More problematic is the Confederate flag flying in front of the old orphanage, which to their horror Dante and Melody find is still occupied by elderly, ill Ginny (Alice Krige) and the beefy fellow she describes as her last “boy” (Mark Burnham)—who is, of course, the long-missing Leatherface. When they call the sheriff to cart her off to a home, she has a seizure and dies on the way, enraging Leatherface, who’s riding along and goes berserk, killing the lawmen and one of the newcomers.
That gruesome sequence is but the first of a predictable series. Leatherface returns to Harlow and, with some justification the screenplay suggests, methodically makes mincemeat of whoever comes within reach. Most of the individual death scenes are bloody enough to satisfy fans of such stuff, but none is staged with any special élan by director David Blue Garcia, cinematographer Ricardo Diaz and editor Christopher S. Capp. The only one that shows any imagination at all is a group slaughter aboard the bus, to which all the potential investors have retreated literally to get out of the rain. When Leatherface shows up there, they confront him with their smartphones, with as little effect as you might imagine, and an orgy of bloodletting ensues, shot in a bluish light that’s moodily unsettling. But even that sequence is hardly as memorable as any of the killings in Hooper’s original which, though frightening, was largely bloodless.

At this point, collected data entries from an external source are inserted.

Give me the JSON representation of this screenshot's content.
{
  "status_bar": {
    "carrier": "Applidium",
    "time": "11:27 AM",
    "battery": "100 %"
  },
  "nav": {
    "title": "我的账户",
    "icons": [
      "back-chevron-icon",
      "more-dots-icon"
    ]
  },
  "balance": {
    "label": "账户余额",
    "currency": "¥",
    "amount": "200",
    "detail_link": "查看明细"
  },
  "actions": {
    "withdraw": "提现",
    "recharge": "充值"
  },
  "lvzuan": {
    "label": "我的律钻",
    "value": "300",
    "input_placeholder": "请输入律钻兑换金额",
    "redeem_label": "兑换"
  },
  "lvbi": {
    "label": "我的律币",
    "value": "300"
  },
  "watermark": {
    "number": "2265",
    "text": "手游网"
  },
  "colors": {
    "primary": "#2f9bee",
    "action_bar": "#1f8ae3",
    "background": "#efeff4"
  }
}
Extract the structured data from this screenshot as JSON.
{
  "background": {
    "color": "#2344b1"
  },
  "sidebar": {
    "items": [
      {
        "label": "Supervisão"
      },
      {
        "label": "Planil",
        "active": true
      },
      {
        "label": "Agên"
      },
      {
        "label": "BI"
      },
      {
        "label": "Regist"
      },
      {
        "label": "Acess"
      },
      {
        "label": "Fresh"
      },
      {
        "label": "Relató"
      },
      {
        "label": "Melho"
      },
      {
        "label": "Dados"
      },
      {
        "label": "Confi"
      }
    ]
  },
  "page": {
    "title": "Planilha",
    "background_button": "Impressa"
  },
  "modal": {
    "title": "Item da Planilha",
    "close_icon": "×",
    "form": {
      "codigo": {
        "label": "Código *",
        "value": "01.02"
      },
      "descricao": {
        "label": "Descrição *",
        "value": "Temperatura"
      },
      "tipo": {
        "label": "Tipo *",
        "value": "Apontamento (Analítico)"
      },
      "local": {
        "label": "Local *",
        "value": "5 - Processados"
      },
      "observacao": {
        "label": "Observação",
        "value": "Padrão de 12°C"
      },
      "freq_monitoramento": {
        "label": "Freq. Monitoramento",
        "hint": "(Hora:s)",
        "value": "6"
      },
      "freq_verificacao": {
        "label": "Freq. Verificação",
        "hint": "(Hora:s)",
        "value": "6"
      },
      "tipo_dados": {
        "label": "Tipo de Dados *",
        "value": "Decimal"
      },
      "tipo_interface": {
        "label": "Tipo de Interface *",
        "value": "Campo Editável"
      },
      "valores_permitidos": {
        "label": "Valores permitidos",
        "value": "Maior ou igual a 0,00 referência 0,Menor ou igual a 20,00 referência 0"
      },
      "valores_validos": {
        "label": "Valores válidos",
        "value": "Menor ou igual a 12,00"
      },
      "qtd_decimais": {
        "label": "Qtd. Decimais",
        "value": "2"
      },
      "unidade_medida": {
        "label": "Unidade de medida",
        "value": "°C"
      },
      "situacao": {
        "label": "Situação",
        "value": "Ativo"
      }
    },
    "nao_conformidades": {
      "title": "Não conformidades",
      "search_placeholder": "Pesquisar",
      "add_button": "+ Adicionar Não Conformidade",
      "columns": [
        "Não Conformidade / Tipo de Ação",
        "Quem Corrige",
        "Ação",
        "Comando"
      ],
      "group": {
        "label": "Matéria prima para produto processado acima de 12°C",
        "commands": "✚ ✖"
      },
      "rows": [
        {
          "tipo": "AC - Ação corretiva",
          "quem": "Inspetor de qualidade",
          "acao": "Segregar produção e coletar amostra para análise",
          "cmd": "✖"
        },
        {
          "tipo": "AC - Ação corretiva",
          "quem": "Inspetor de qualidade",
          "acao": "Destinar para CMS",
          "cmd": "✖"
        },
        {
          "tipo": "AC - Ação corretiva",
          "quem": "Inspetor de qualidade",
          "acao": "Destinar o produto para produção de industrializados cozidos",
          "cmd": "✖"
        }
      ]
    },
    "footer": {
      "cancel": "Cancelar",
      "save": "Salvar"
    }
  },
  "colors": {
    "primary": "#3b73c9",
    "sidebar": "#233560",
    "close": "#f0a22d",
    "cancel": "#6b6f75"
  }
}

That first film is brought back to center stage with the arrival on the scene of Sally Hardesty (Olwen Fouéré, replacing Marilyn Burns), the “last girl standing” from 1974, who became a Texas Ranger and has been seeking Leatherface for fifty years to avenge her dead friends. (There are obvious comparisons to be drawn between her return and that of Jamie Lee Curtis’ Laurie Strode in David Gordon Green’s 2018 revival of “Halloween,” which like this flick ignores all the intervening sequels.) Will she be the last hag standing this time around, or will one of the younger women fill the obligatory role? The final confrontation—or series of confrontations, really—reveal the answer, but if you’re a fan don’t switch the final credits off midway; there’s an added scene following them designed to whet your appetite for more carnage to come.
None of the performances are particularly good, of course, with Fisher—whose character supposedly remains traumatized from surviving a school shooting—coming across as particularly wan. That’s pretty much par for the course. The movie’s Lone Star ambience, incidentally, comes courtesy of the great state of Bulgaria, where production designer Michael T. Perry built the rickety buildings of Harlow. A more persuasive Texas connection comes with the name of composer Colin Stetson, who perhaps contributed not only the typically frantic score but the cowboy hats.
In sum, this new “Massacre” isn’t appreciably worse than the other seven pictures that followed from Hooper’s genuinely scary original. Of course they were all terrible.